Seat Ibiza MY18: colpo di spugna

Basata su di una piattaforma inedita, più rigida e leggera, la nuova generazione della compatta spagnola cresce in sportività, abitabilità e nelle dotazioni multimediali e di sicurezza. Ai motori turbo benzina e Diesel si affianca un inedito 1.0 TSI a metano.

1 febbraio 2017 - 16:02

Give Me Five! La quinta generazione della Seat Ibiza, la compatta spagnola sul mercato da ben 33 anni, si svela in attesa del Salone di Ginevra (7-19 marzo), quando farà il proprio debutto ufficiale in attesa di raggiungere le concessionarie a giugno 2017. Più aggressiva nella linea, che riprende gli stilemi inaugurati da Leon e Ateca, compie un vero e proprio balzo generazionale nelle dotazioni multimediali e nell’abitabilità, complice l’allungamento dell’interasse di quasi 10 cm.

È la prima vettura del Gruppo Volkswagen basata sulla piattaforma modulare MQB A0, destinata anche alle future VW Polo e Seat Arona, entrambi modelli compatti. Un cambiamento che porta in dote una superiore sportività rispetto al passato, complice la scocca più rigida del 30%, e un sensibile dimagrimento nonostante l’incremento dimensionale che contraddistingue la nuova generazione. Sebbene lunghezza e altezza restino sostanzialmente invariate, sono la larghezza e il passo a cambiare, potendo contare rispettivamente su 8,7 e 9,5 cm aggiuntivi. Ne derivano carreggiate ampliate (+60 mm all’avantreno e +48 mm al retrotreno), un look sportivo e una generosa capacità di carico (355 litri anziché 292 litri con cinque persone a bordo), cui si accompagna un upgrade delle finiture interne così da ridurre il gap rispetto alla nobile “cugina” Polo.

L’abitacolo, dal layout moderno, si avvale di un generoso display touchscreen da 8 pollici al centro della plancia, perno del sistema multimediale.
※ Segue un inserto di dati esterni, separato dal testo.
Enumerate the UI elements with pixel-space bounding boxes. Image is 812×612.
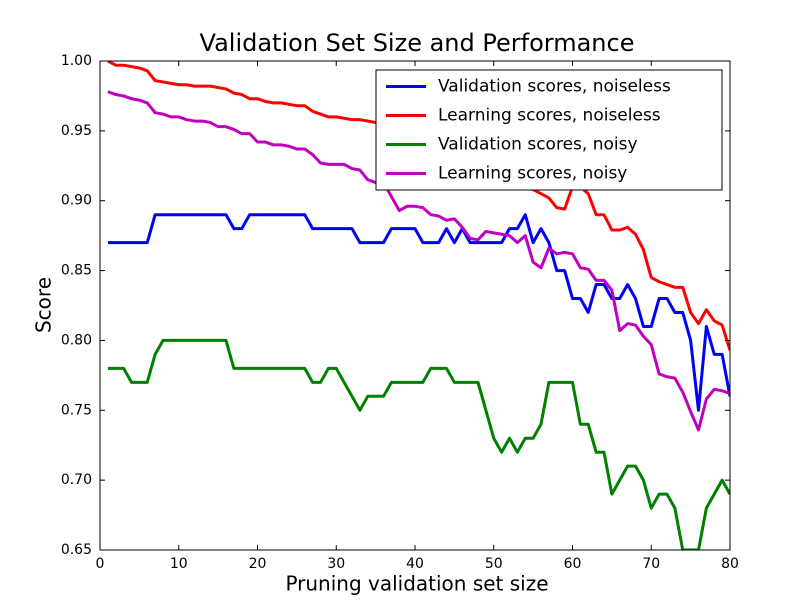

Quest’ultimo forte della connettività agevolata con gli smartphone – sono previsti tutti e tre i principali protocolli di “dialogo” tra vettura e device portatili, vale a dire Android Auto, Apple CarPlay e MirrorLink – così come della ricarica induttiva per i cellulari. Tanta raffinatezza trova conferma nella ricchezza della dotazione di sicurezza, dato che alla frenata automatica d’emergenza si affiancano il cruise control adattivo, l’accesso hands free all’auto (con pulsante d’accensione), i sensori di parcheggio anteriori e posteriori oltre alla telecamera in retromarcia.

Quanto alla meccanica, la nuova Ibiza – disponibile esclusivamente nella configurazione di carrozzeria a cinque porte – sarà proposta con un tricilindrico 1.0 TSI, vale a dire turbo a iniezione diretta della benzina, da 95 o 115 cv, cui si affiancherà alla fine dell’anno un più performante quattro cilindri 1.5 TSI da 150 cv, portato al debutto dalla recentemente rinnovata Volkswagen Golf. Lato Diesel, cardine della gamma sarà il noto 1.6 TDI disponibile negli step da 80, 95 e 115 cv. Costituirà una novità, infine, la versione bifuel a metano da 90 cv del 1.0 TSI, mentre sono una vecchia conoscenza sia le trasmissioni manuali a 5 e 6 rapporti sia il cambio automatico a doppia frizione DSG a 7 marce. Prezzi, sebbene non ufficializzati, a partire da circa 14.000 euro.